My eldest son has two friends stopping over tonight which means that I am effectively a zoo animal in my own home.
I like Japanese people. I get on with Japanese people better than many other Westerners living here, but one thing that gets me down is the attitude to foreigners.
People tend to regard you, the gaijin, with embarrassing idolatry, familiarity, indulgence or outright hostility. With the possible exception of Tokyo, it is impossible to be just another person.
Walking to the station yesterday I passed two youths on an otherwise empty footbridge. One in a mocking and affectedly effete voice said ‘hello’ as I passed. A small thing, but illustrative of the way people can’t leave you alone. People stare at you, they won’t sit next to you on a train and store clerks and waiters panic if you speak to them, even in Japanese.
You are constantly asked about your tastes and lifestyle, and if anything matches the Japanese way of doing things you get a barrage of ‘eeeeeeh!’ noises, the local equivalent of ‘wow!’ or ‘no way!’. Your nose, height, hair colour, and eye colour are more causes for comment.
Tonight in my own living room I got a ‘Mecha ashi nagai!’ (What long legs!). You can just about put up with this outside, but not at home, which is supposed to be a sanctuary.
Imagine if I went up to a Japanese person and exclaimed, ‘wow, what black hair you have, and you’re kind of skinny.’ People would think me an utter idiot.
Next time someone tells me I have long legs, I might just point out that if they were shorter they wouldn’t reach the ground.

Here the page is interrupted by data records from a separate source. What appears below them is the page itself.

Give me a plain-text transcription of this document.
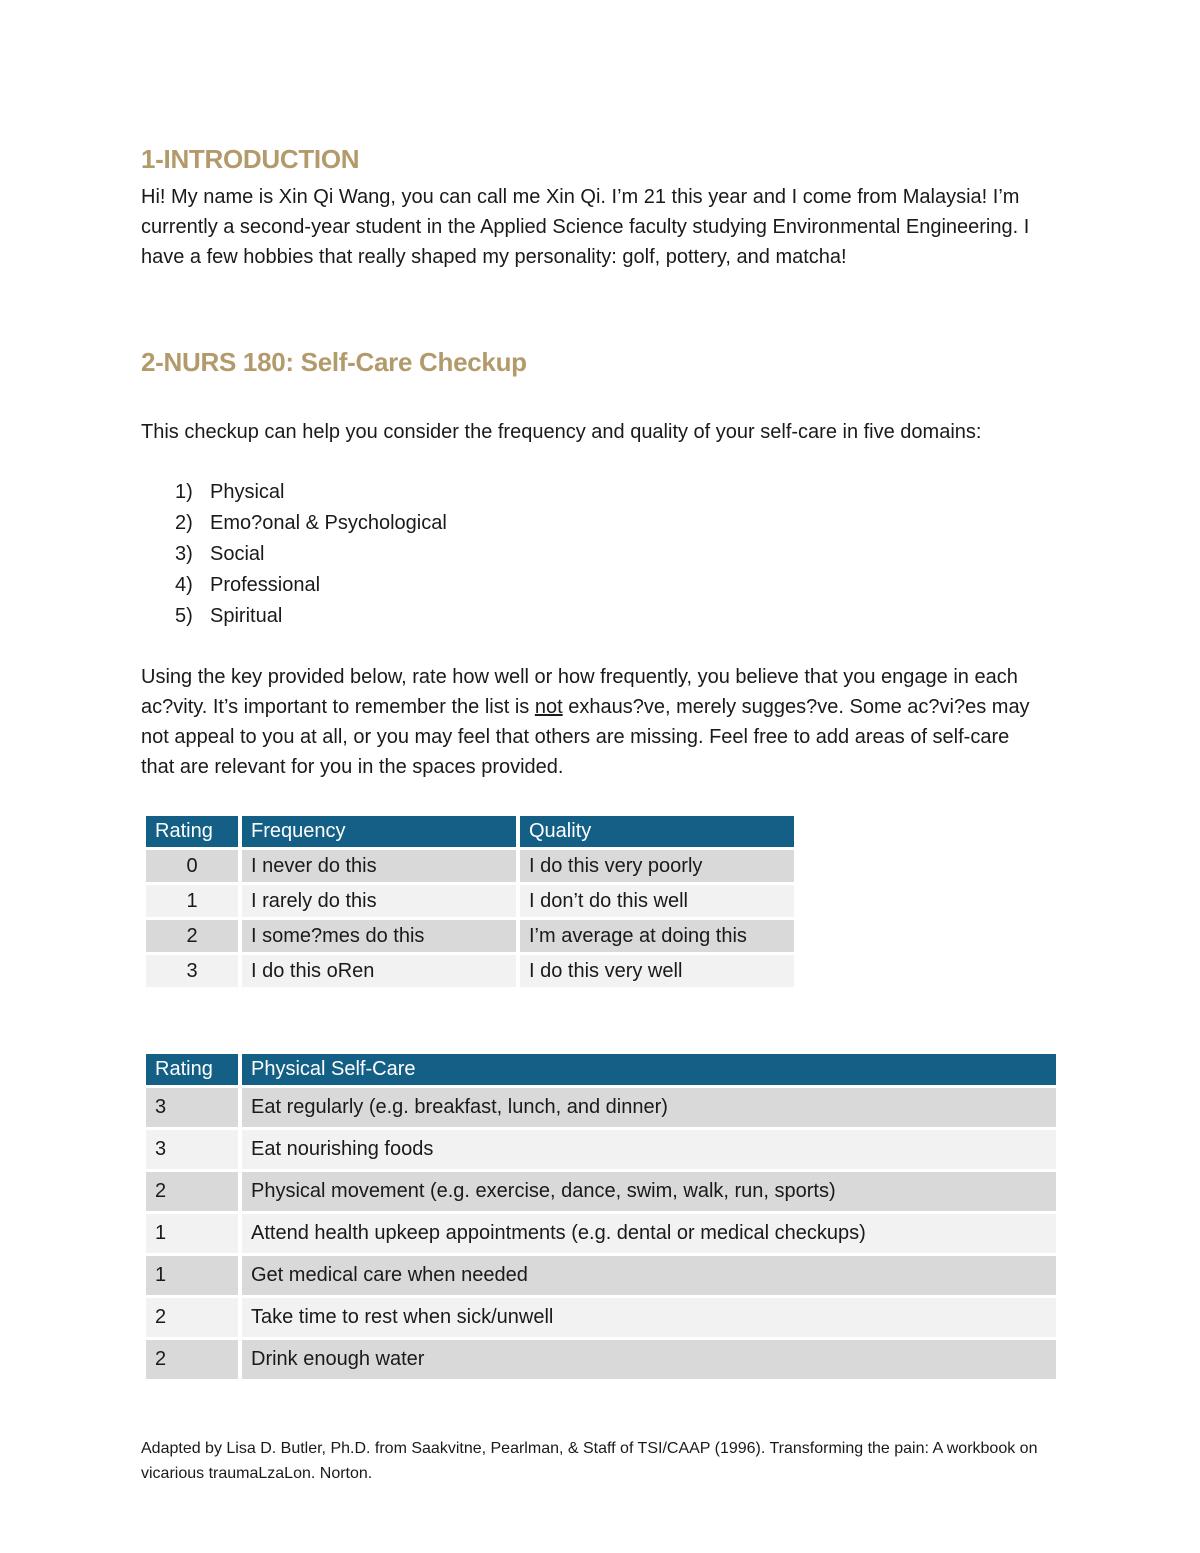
1-INTRODUCTION

Hi! My name is Xin Qi Wang, you can call me Xin Qi. I’m 21 this year and I come from Malaysia! I’m currently a second-year student in the Applied Science faculty studying Environmental Engineering. I have a few hobbies that really shaped my personality: golf, pottery, and matcha!

2-NURS 180: Self-Care Checkup

This checkup can help you consider the frequency and quality of your self-care in five domains:

1) Physical
2) Emo?onal & Psychological
3) Social
4) Professional
5) Spiritual

Using the key provided below, rate how well or how frequently, you believe that you engage in each ac?vity. It’s important to remember the list is not exhaus?ve, merely sugges?ve. Some ac?vi?es may not appeal to you at all, or you may feel that others are missing. Feel free to add areas of self-care that are relevant for you in the spaces provided.

Rating	Frequency	Quality
0	I never do this	I do this very poorly
1	I rarely do this	I don’t do this well
2	I some?mes do this	I’m average at doing this
3	I do this oRen	I do this very well
Rating	Physical Self-Care
3	Eat regularly (e.g. breakfast, lunch, and dinner)
3	Eat nourishing foods
2	Physical movement (e.g. exercise, dance, swim, walk, run, sports)
1	Attend health upkeep appointments (e.g. dental or medical checkups)
1	Get medical care when needed
2	Take time to rest when sick/unwell
2	Drink enough water

Adapted by Lisa D. Butler, Ph.D. from Saakvitne, Pearlman, & Staff of TSI/CAAP (1996). Transforming the pain: A workbook on vicarious traumaLzaLon. Norton.
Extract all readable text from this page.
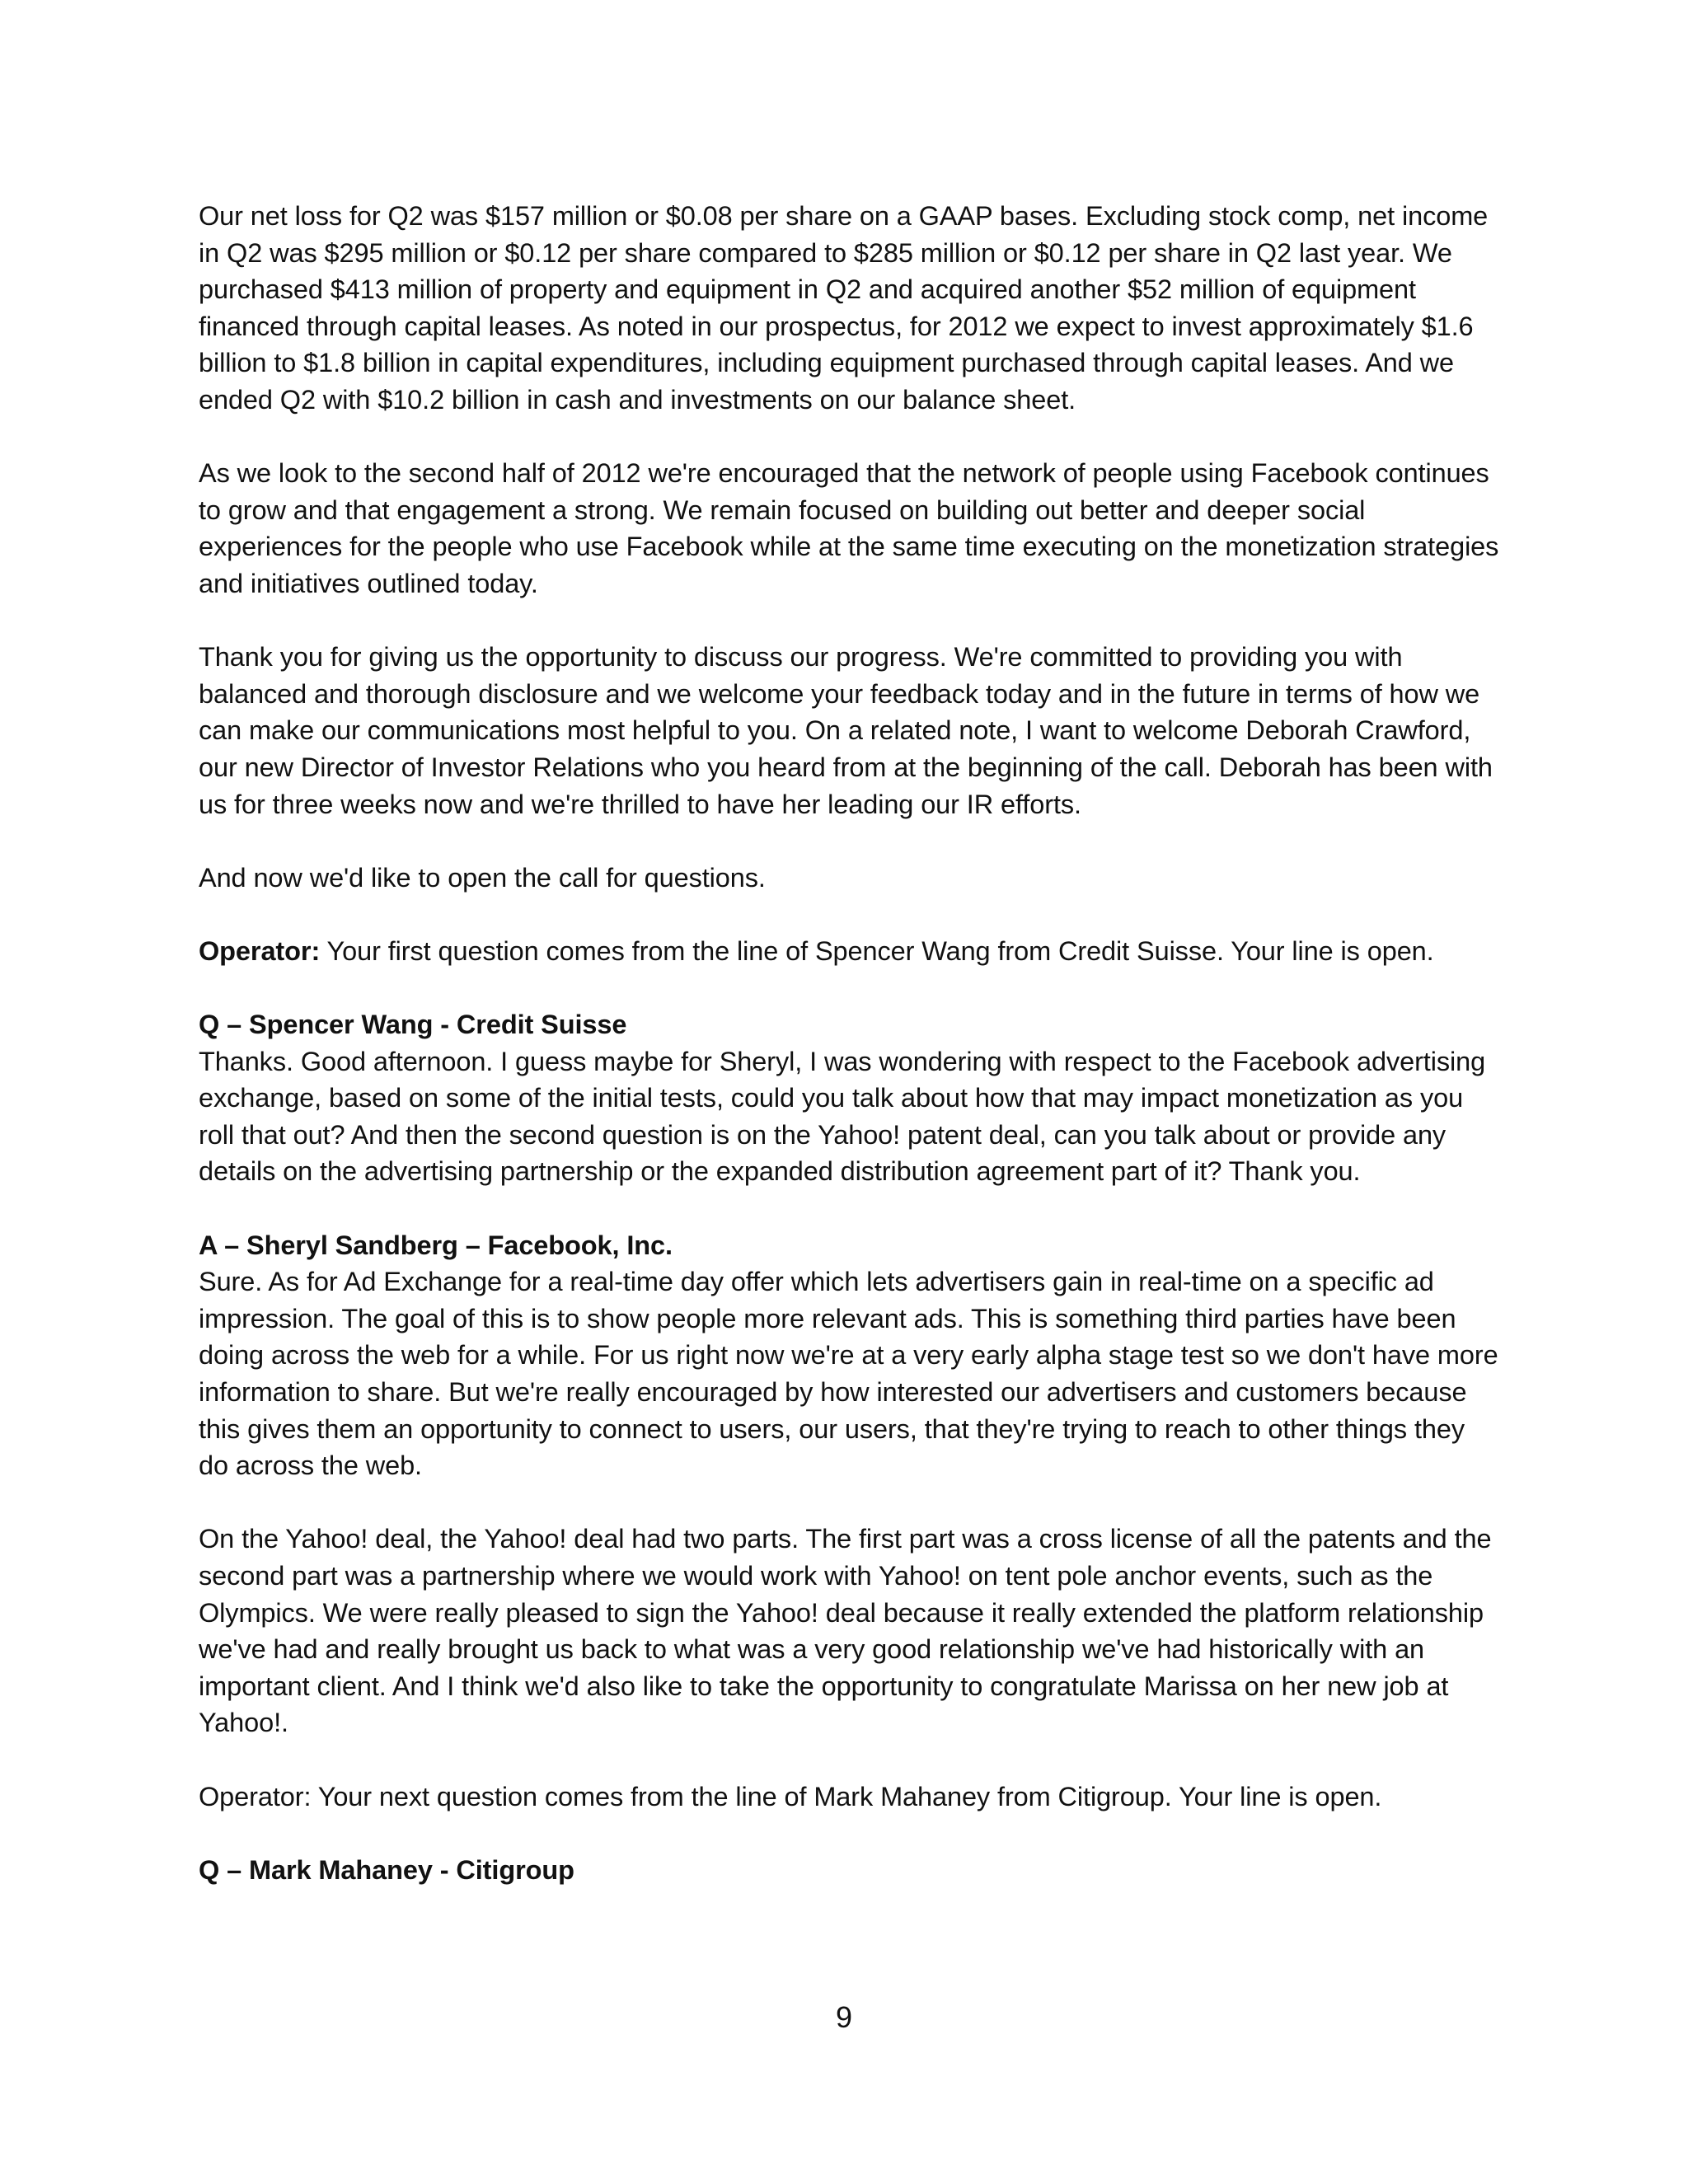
Our net loss for Q2 was $157 million or $0.08 per share on a GAAP bases. Excluding stock comp, net income in Q2 was $295 million or $0.12 per share compared to $285 million or $0.12 per share in Q2 last year. We purchased $413 million of property and equipment in Q2 and acquired another $52 million of equipment financed through capital leases. As noted in our prospectus, for 2012 we expect to invest approximately $1.6 billion to $1.8 billion in capital expenditures, including equipment purchased through capital leases. And we ended Q2 with $10.2 billion in cash and investments on our balance sheet.

As we look to the second half of 2012 we're encouraged that the network of people using Facebook continues to grow and that engagement a strong. We remain focused on building out better and deeper social experiences for the people who use Facebook while at the same time executing on the monetization strategies and initiatives outlined today.

Thank you for giving us the opportunity to discuss our progress. We're committed to providing you with balanced and thorough disclosure and we welcome your feedback today and in the future in terms of how we can make our communications most helpful to you. On a related note, I want to welcome Deborah Crawford, our new Director of Investor Relations who you heard from at the beginning of the call. Deborah has been with us for three weeks now and we're thrilled to have her leading our IR efforts.

And now we'd like to open the call for questions.

Operator: Your first question comes from the line of Spencer Wang from Credit Suisse. Your line is open.

Q – Spencer Wang - Credit Suisse
Thanks. Good afternoon. I guess maybe for Sheryl, I was wondering with respect to the Facebook advertising exchange, based on some of the initial tests, could you talk about how that may impact monetization as you roll that out? And then the second question is on the Yahoo! patent deal, can you talk about or provide any details on the advertising partnership or the expanded distribution agreement part of it? Thank you.
A – Sheryl Sandberg – Facebook, Inc.
Sure. As for Ad Exchange for a real-time day offer which lets advertisers gain in real-time on a specific ad impression. The goal of this is to show people more relevant ads. This is something third parties have been doing across the web for a while. For us right now we're at a very early alpha stage test so we don't have more information to share. But we're really encouraged by how interested our advertisers and customers because this gives them an opportunity to connect to users, our users, that they're trying to reach to other things they do across the web.

On the Yahoo! deal, the Yahoo! deal had two parts. The first part was a cross license of all the patents and the second part was a partnership where we would work with Yahoo! on tent pole anchor events, such as the Olympics. We were really pleased to sign the Yahoo! deal because it really extended the platform relationship we've had and really brought us back to what was a very good relationship we've had historically with an important client. And I think we'd also like to take the opportunity to congratulate Marissa on her new job at Yahoo!.

Operator: Your next question comes from the line of Mark Mahaney from Citigroup. Your line is open.

Q – Mark Mahaney - Citigroup
9
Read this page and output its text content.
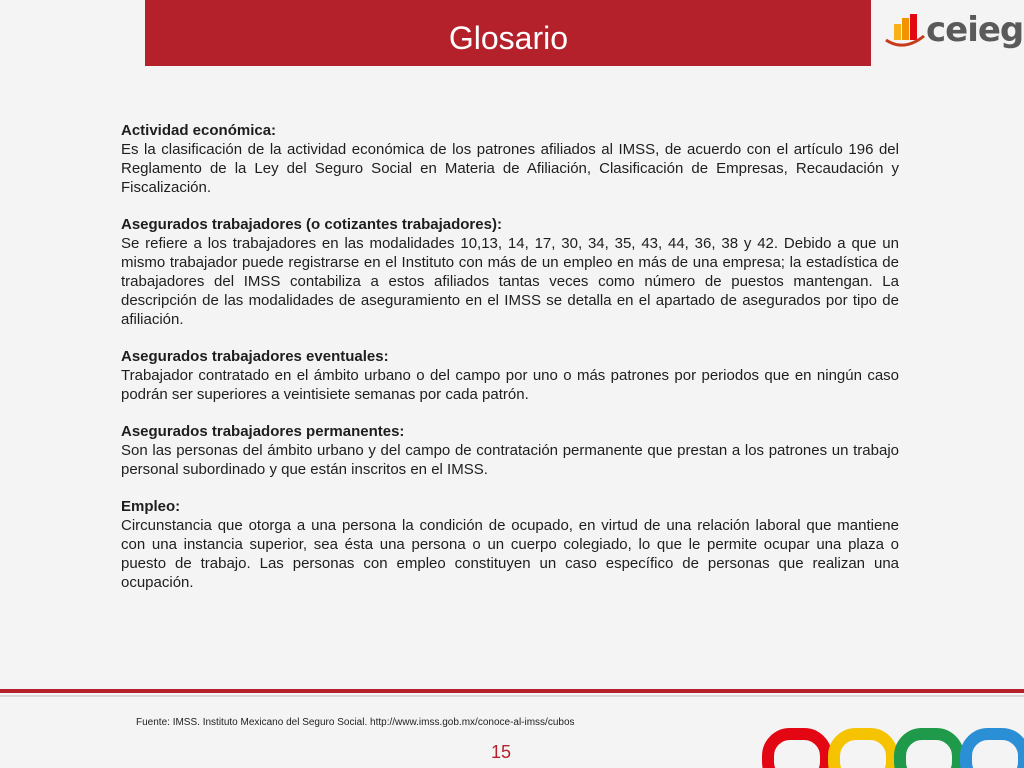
Glosario	ceieg

Actividad económica:

Es la clasificación de la actividad económica de los patrones afiliados al IMSS, de acuerdo con el artículo 196 del Reglamento de la Ley del Seguro Social en Materia de Afiliación, Clasificación de Empresas, Recaudación y Fiscalización.

Asegurados trabajadores (o cotizantes trabajadores):

Se refiere a los trabajadores en las modalidades 10,13, 14, 17, 30, 34, 35, 43, 44, 36, 38 y 42. Debido a que un mismo trabajador puede registrarse en el Instituto con más de un empleo en más de una empresa; la estadística de trabajadores del IMSS contabiliza a estos afiliados tantas veces como número de puestos mantengan. La descripción de las modalidades de aseguramiento en el IMSS se detalla en el apartado de asegurados por tipo de afiliación.

Asegurados trabajadores eventuales:

Trabajador contratado en el ámbito urbano o del campo por uno o más patrones por periodos que en ningún caso podrán ser superiores a veintisiete semanas por cada patrón.

Asegurados trabajadores permanentes:

Son las personas del ámbito urbano y del campo de contratación permanente que prestan a los patrones un trabajo personal subordinado y que están inscritos en el IMSS.

Empleo:

Circunstancia que otorga a una persona la condición de ocupado, en virtud de una relación laboral que mantiene con una instancia superior, sea ésta una persona o un cuerpo colegiado, lo que le permite ocupar una plaza o puesto de trabajo. Las personas con empleo constituyen un caso específico de personas que realizan una ocupación.

Fuente: IMSS. Instituto Mexicano del Seguro Social. http://www.imss.gob.mx/conoce-al-imss/cubos
15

I wonder whether this leg-obsessed youth in my living room realizes ‘long legs’ is a term used in appreciating whisky. A well-made whisky is more viscous than water and you can see this after swirling the drink around in your glass in the trails of whisky running down the inside from the tidemark. Long, thick trails are known as ‘long legs’.
This month’s whisky, my Christmas present is very leggy indeed. It is a Bowmore 17 and is a very exciting tipple with or without the legs.
I am thinking of writing a song about it: ‘Bowmore Is Big Leggy’. Do you think it will catch on?
Burned orange. That’s what I thought of on tasting the Bowmore. Peat and burned orange. Earlier this month when trying out the Laphroaig, I threatened to stop reading the tasting notes and think for myself. So this is what happened on Christmas day when I opened the bottle — I tried thinking for myself. I repeated to myself ‘burned orange, burned orange, burned orange,’ like a mantra, utterly convinced that if I checked the tasting notes, I would find lots of references to burned orange. So I was nonplussed after reading four reviews of this whisky to find not one reference to burned orange, not even something that could be considered close to it.
Martine Nouet says:
Flowery, peaty. Mix of turf, dried herb and heather, lightly smoked. Briny notes emerge. A delicate intricacy of aromas.
Very smooth and velvety. Malty with an assertive smoky tone soothed by licorice and coconut. Wood keeps control of peat and smoke. A salty feel.
While Dave Broom tells us:
Richer with scented peat hanging above it all: heather, hint of lavender essential oil, then into cod liver oil, shoreline. Less overtly briny. Well balanced notes of brazil nut, moist tobacco, resin, liqueur chocolate, walnut, dried fruit, Jaffa cake.
Chewy and soft. Peat has a bigger say in centre, chocolate, mint. A slightly soapy note.
Approximately none of which suggests itself to my nose. Except the peat, which I could have guessed, this being an Islay. So much for thinking for myself.
Nevertheless, a thoroughly fascinating whisky, which as I type is sitting in the bottle begging for me to go over to the cupboard to let it out.
Though the bugger could save me some effort and just walk over here to me on its own legs. Mecha ashi nagai!